Another example is Citrix’s WinFrame, which was a custom version of NT 3.51 that was a terminal server. Can you do such a custom version of NT nowadays? Again Citrix licensed NT source code from MS. Later MS refused to license NT 4.0 source code to Citrix. Finally it resulted in NT 4 TSE and Citrix’s MetaFrame on top of it.
The problem with companies licensing source code and then shipping modified versions of it is that they then have to ship modified versions of every security fix and service pack that uses that code. I remember that it seemed like it took forever for Citrix to ship WinFrame service packs.
Of course, another problem is that it doesn’t scale. What if I want to have WinFrame and NTDefrag installed but both ship custom versions of NTOSKRNL?
In other words, it is not in the users’ best interests to use software that is modified versions of licensed OS source code. MS should definitely license anything that requires a modified kernel so that there is a single entity coordinating kernel changes.
For things that don’t need to be in the kernel (like Interix), MS would probably be willing to license Windows source.
"The problem with companies licensing source code and then shipping modified versions of it is that they then have to ship modified versions of every security fix and service pack that uses that code. I remember that it seemed like it took forever for Citrix to ship WinFrame service packs."

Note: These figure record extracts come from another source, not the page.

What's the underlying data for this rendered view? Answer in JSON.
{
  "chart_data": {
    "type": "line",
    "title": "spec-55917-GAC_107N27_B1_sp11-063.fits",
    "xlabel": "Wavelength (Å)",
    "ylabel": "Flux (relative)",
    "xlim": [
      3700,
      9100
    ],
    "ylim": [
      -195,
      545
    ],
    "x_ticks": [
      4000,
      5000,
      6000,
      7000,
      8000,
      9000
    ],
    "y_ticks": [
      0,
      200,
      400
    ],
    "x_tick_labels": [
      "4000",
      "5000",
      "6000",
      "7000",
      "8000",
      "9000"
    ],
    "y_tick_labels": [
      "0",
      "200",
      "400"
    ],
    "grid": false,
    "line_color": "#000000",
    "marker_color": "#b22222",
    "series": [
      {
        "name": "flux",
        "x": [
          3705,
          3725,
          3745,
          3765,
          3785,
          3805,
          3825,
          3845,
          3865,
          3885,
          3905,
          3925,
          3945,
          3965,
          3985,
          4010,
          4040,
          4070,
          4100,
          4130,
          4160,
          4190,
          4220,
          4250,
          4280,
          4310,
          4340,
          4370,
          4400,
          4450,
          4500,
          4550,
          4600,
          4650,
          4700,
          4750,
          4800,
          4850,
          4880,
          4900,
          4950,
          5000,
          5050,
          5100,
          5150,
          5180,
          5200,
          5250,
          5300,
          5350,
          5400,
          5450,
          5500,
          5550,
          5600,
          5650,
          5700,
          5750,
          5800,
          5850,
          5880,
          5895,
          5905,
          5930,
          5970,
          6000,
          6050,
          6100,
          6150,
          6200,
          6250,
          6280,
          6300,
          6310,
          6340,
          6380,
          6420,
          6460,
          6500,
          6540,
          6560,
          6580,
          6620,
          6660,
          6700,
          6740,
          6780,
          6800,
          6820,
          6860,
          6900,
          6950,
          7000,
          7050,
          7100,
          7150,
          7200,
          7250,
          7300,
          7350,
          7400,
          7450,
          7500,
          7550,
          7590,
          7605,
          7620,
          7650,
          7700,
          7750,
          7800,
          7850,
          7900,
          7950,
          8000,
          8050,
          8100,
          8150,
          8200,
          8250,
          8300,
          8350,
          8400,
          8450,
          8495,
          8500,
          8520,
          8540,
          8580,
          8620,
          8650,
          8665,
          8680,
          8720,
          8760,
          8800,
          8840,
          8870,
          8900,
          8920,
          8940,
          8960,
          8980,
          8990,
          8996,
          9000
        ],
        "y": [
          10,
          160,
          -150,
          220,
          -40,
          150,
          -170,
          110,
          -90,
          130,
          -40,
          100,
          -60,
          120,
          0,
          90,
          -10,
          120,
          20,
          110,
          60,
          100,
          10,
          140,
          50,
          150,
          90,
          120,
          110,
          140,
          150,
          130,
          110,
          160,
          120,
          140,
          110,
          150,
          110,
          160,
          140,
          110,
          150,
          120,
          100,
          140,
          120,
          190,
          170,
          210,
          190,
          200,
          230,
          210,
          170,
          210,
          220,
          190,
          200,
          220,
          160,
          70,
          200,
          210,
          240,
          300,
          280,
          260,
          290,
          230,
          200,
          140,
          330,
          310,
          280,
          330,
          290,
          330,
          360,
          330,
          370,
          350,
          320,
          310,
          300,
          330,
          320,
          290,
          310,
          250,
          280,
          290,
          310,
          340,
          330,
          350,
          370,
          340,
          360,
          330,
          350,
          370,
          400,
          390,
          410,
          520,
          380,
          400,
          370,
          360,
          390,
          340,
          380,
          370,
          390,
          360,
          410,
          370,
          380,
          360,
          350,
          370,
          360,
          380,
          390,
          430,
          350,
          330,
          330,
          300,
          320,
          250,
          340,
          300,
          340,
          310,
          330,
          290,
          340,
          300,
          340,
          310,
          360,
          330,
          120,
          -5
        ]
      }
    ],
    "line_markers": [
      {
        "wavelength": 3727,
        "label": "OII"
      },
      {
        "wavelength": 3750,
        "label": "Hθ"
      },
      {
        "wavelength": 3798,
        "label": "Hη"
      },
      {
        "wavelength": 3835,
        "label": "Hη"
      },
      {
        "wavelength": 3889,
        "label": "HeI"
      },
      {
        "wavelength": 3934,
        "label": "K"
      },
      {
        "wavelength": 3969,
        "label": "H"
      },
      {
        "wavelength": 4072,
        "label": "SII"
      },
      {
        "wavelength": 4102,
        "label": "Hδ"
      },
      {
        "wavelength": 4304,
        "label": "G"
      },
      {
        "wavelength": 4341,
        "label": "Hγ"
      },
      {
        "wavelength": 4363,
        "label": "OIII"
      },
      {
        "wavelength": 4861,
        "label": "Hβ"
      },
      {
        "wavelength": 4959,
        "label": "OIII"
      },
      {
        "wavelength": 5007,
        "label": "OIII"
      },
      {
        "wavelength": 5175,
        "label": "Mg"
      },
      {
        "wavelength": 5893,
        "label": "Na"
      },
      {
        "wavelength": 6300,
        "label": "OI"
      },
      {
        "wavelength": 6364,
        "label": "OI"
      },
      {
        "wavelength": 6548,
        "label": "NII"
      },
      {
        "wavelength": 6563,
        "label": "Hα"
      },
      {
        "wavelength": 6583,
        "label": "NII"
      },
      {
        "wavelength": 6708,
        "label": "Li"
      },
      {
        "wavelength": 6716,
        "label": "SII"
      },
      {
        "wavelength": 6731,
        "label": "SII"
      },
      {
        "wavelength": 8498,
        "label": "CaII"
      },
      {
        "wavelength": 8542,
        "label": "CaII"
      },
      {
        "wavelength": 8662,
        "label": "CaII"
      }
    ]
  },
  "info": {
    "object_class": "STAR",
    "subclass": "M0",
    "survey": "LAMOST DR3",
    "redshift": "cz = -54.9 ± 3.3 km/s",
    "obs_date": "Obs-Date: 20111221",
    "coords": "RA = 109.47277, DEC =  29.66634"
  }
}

Back in 1995, that was not as big of a problem as it is today, because security updates wasn’t as much of a concern.
BTW, that is why MS worked with Diskeeper to add built-in defrag APIs for NT 4. Diskeeper 2.x and later uses these APIs. And that is probably why MS took away the NT 4 license from Citrix. Finally an agreement with Citrix was reached that resulted in NT 4 TSE and MetaFrame.